DENIS HAYES: Well, I have a fairly clear idea. I may not be right, since it was a hypothetical future. But we developed a rather thorough set of policies that were designed to bring America to getting more than 20% of its energy from renewable resources by the year 2000. Had that happened, we would have had such efficiencies of scale that and efficiencies of mass production that the costs would have, by 2000, been lower than they are today. And I think the market would have been incredible. And it would have been a huge global export market for the United States.
My sense– and this gets a little bit green. But I really think that photovoltaics in a human culture can play the role that photosynthesis plays in nature, where literally everything that is available can be covered with something that captures sunlight and converts it into something that is very useful for the purposes of the organisms that either produce it or eat it.
IRA FLATOW: Do you take any solace in knowing that we now have a generation of youngsters who have grown up in an era of solar panels? They never knew that there weren’t around. And maybe it becomes a way of life, and they accept more a greener future for the next generation.
DENIS HAYES: I think that’s happening. And it’s happening not just here, but a great many places, and I think ultimately everywhere. The world is seeing a massive wave of migration to cities. And in the United States, where we have a constitutional right as Americans to live anyplace that we want to, and big parts of the country are now becoming desiccated as a consequence of climate change, people are moving to specific cities.
I think that solar is going to be the way that those things increasingly get powered, either for all of their energy, in some cases, or for a very large part of it, because of the happy coincidence between the time that the sun shines and the time that we like to be awake and doing things.
IRA FLATOW: So you’re not pessimistic, in a certain sense. You have a certain optimism about the future.
DENIS HAYES: I’m enormously optimistic, if we can put the right policies in place. I mean, Seattle has been really good on this. We announced something just yesterday called The Seattle Plan, which is a way to make it in the interests of utilities, of building owners, of all of the ratepayers of the utility, and of energy investors– so it’s a win-win-win win kind of policy, no losers in it at all– to go into buildings and get increases of efficiency of 35% to 50%, with a 20 year contract to buy negawatt hours by the utility.
IRA FLATOW: Negawatt?
DENIS HAYES: Negawatt, with an n.
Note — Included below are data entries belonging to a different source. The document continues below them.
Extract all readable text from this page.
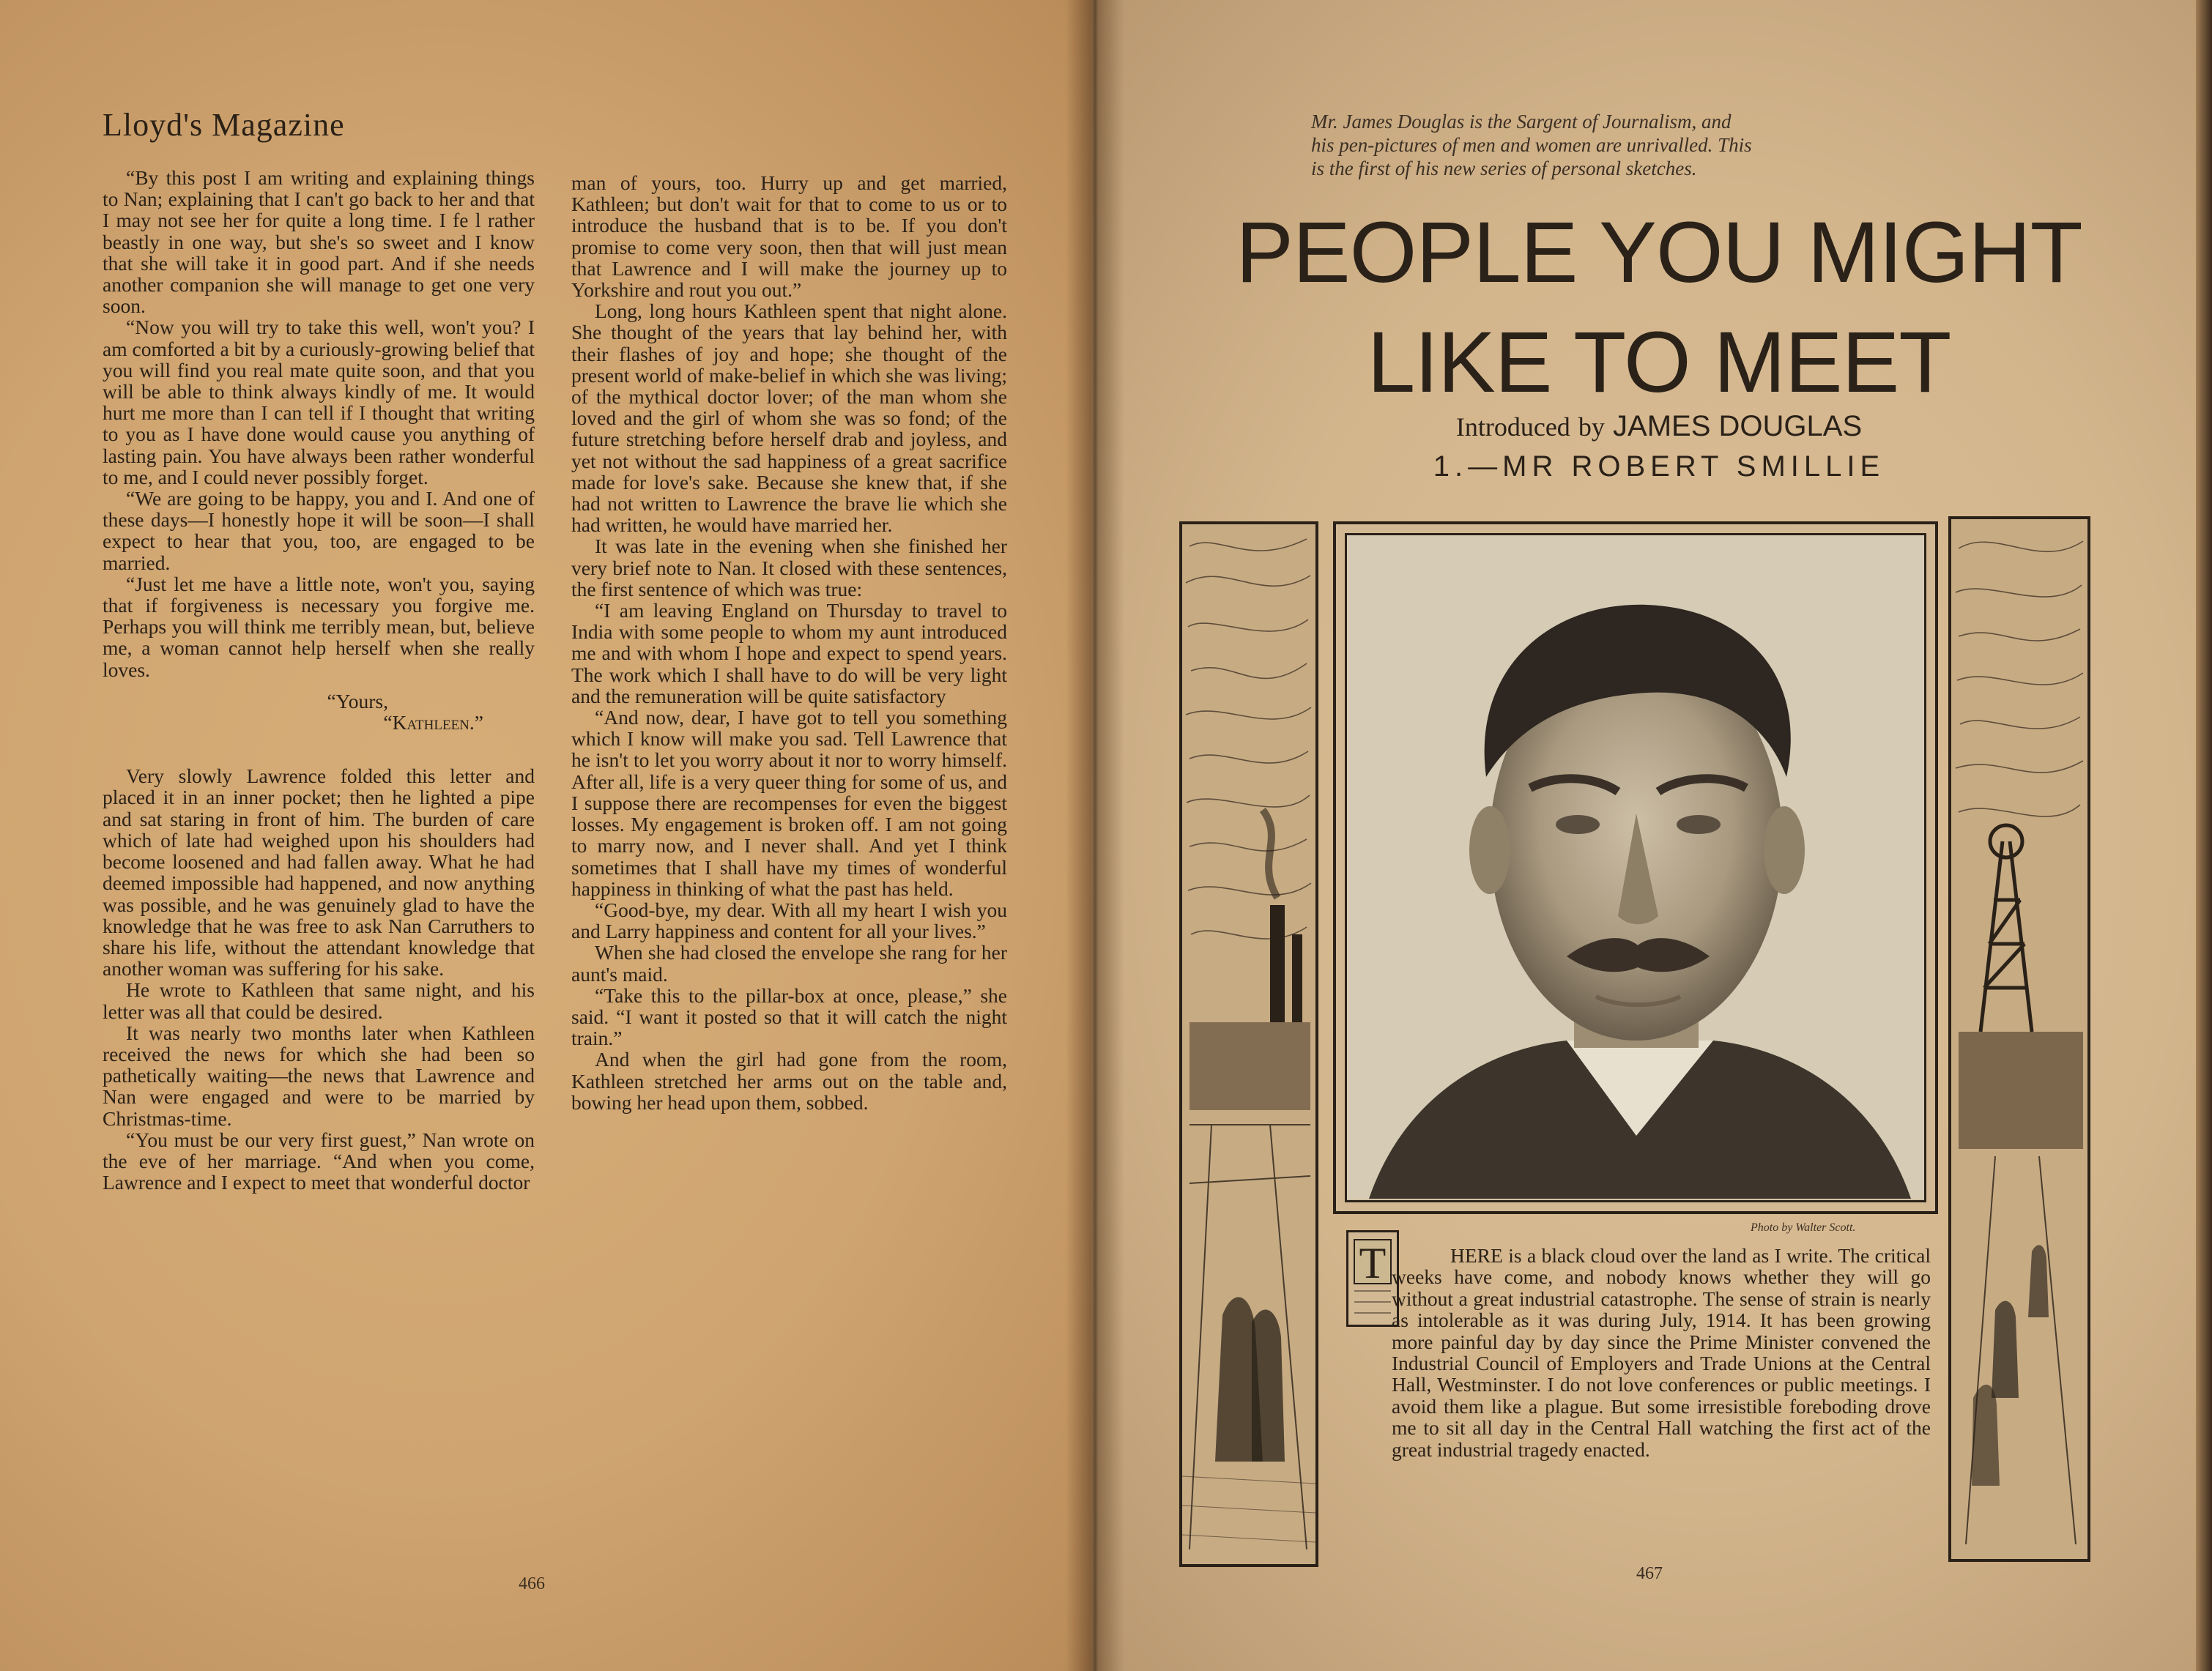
Lloyd's Magazine

“By this post I am writing and explaining things to Nan; explaining that I can't go back to her and that I may not see her for quite a long time. I fe l rather beastly in one way, but she's so sweet and I know that she will take it in good part. And if she needs another companion she will manage to get one very soon.

“Now you will try to take this well, won't you? I am comforted a bit by a curiously-growing belief that you will find you real mate quite soon, and that you will be able to think always kindly of me. It would hurt me more than I can tell if I thought that writing to you as I have done would cause you anything of lasting pain. You have always been rather wonderful to me, and I could never possibly forget.

“We are going to be happy, you and I. And one of these days—I honestly hope it will be soon—I shall expect to hear that you, too, are engaged to be married.

“Just let me have a little note, won't you, saying that if forgiveness is necessary you forgive me. Perhaps you will think me terribly mean, but, believe me, a woman cannot help herself when she really loves.

“Yours,

“Kathleen.”

Very slowly Lawrence folded this letter and placed it in an inner pocket; then he lighted a pipe and sat staring in front of him. The burden of care which of late had weighed upon his shoulders had become loosened and had fallen away. What he had deemed impossible had happened, and now anything was possible, and he was genuinely glad to have the knowledge that he was free to ask Nan Carruthers to share his life, without the attendant knowledge that another woman was suffering for his sake.

He wrote to Kathleen that same night, and his letter was all that could be desired.

It was nearly two months later when Kathleen received the news for which she had been so pathetically waiting—the news that Lawrence and Nan were engaged and were to be married by Christmas-time.

“You must be our very first guest,” Nan wrote on the eve of her marriage. “And when you come, Lawrence and I expect to meet that wonderful doctor

man of yours, too. Hurry up and get married, Kathleen; but don't wait for that to come to us or to introduce the husband that is to be. If you don't promise to come very soon, then that will just mean that Lawrence and I will make the journey up to Yorkshire and rout you out.”

Long, long hours Kathleen spent that night alone. She thought of the years that lay behind her, with their flashes of joy and hope; she thought of the present world of make-belief in which she was living; of the mythical doctor lover; of the man whom she loved and the girl of whom she was so fond; of the future stretching before herself drab and joyless, and yet not without the sad happiness of a great sacrifice made for love's sake. Because she knew that, if she had not written to Lawrence the brave lie which she had written, he would have married her.

It was late in the evening when she finished her very brief note to Nan. It closed with these sentences, the first sentence of which was true:

“I am leaving England on Thursday to travel to India with some people to whom my aunt introduced me and with whom I hope and expect to spend years. The work which I shall have to do will be very light and the remuneration will be quite satisfactory

“And now, dear, I have got to tell you something which I know will make you sad. Tell Lawrence that he isn't to let you worry about it nor to worry himself. After all, life is a very queer thing for some of us, and I suppose there are recompenses for even the biggest losses. My engagement is broken off. I am not going to marry now, and I never shall. And yet I think sometimes that I shall have my times of wonderful happiness in thinking of what the past has held.

“Good-bye, my dear. With all my heart I wish you and Larry happiness and content for all your lives.”

When she had closed the envelope she rang for her aunt's maid.

“Take this to the pillar-box at once, please,” she said. “I want it posted so that it will catch the night train.”

And when the girl had gone from the room, Kathleen stretched her arms out on the table and, bowing her head upon them, sobbed.

466
Mr. James Douglas is the Sargent of Journalism, and
his pen-pictures of men and women are unrivalled. This
is the first of his new series of personal sketches.
PEOPLE YOU MIGHT
LIKE TO MEET
Introduced by JAMES DOUGLAS
1.—MR ROBERT SMILLIE
Photo by Walter Scott.
T	HERE is a black cloud over the land as I write. The critical weeks have come, and nobody knows whether they will go without a great industrial catastrophe. The sense of strain is nearly as intolerable as it was during July, 1914. It has been growing more painful day by day since the Prime Minister convened the Industrial Council of Employers and Trade Unions at the Central Hall, Westminster. I do not love conferences or public meetings. I avoid them like a plague. But some irresistible foreboding drove me to sit all day in the Central Hall watching the first act of the great industrial tragedy enacted.
467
And to the extent that this pilot, which we’re doing at the Bullitt Center, is successful, and it spreads throughout Seattle City Light, and then into other utilities, buildings use more than 3/4 of all the electricity in the United States. If we can reduce that over time by half, that’s just a stunning kind of solution. And that’s one policy.
IRA FLATOW: Denis Hayes, Thank you for taking time to be with us today, and good luck to you.
DENIS HAYES: Ira, it’s been a pleasure.
IRA FLATOW: Denis Hayes is President and CEO of the Bullitt Foundation and one of the first organizers of the first Earth Day.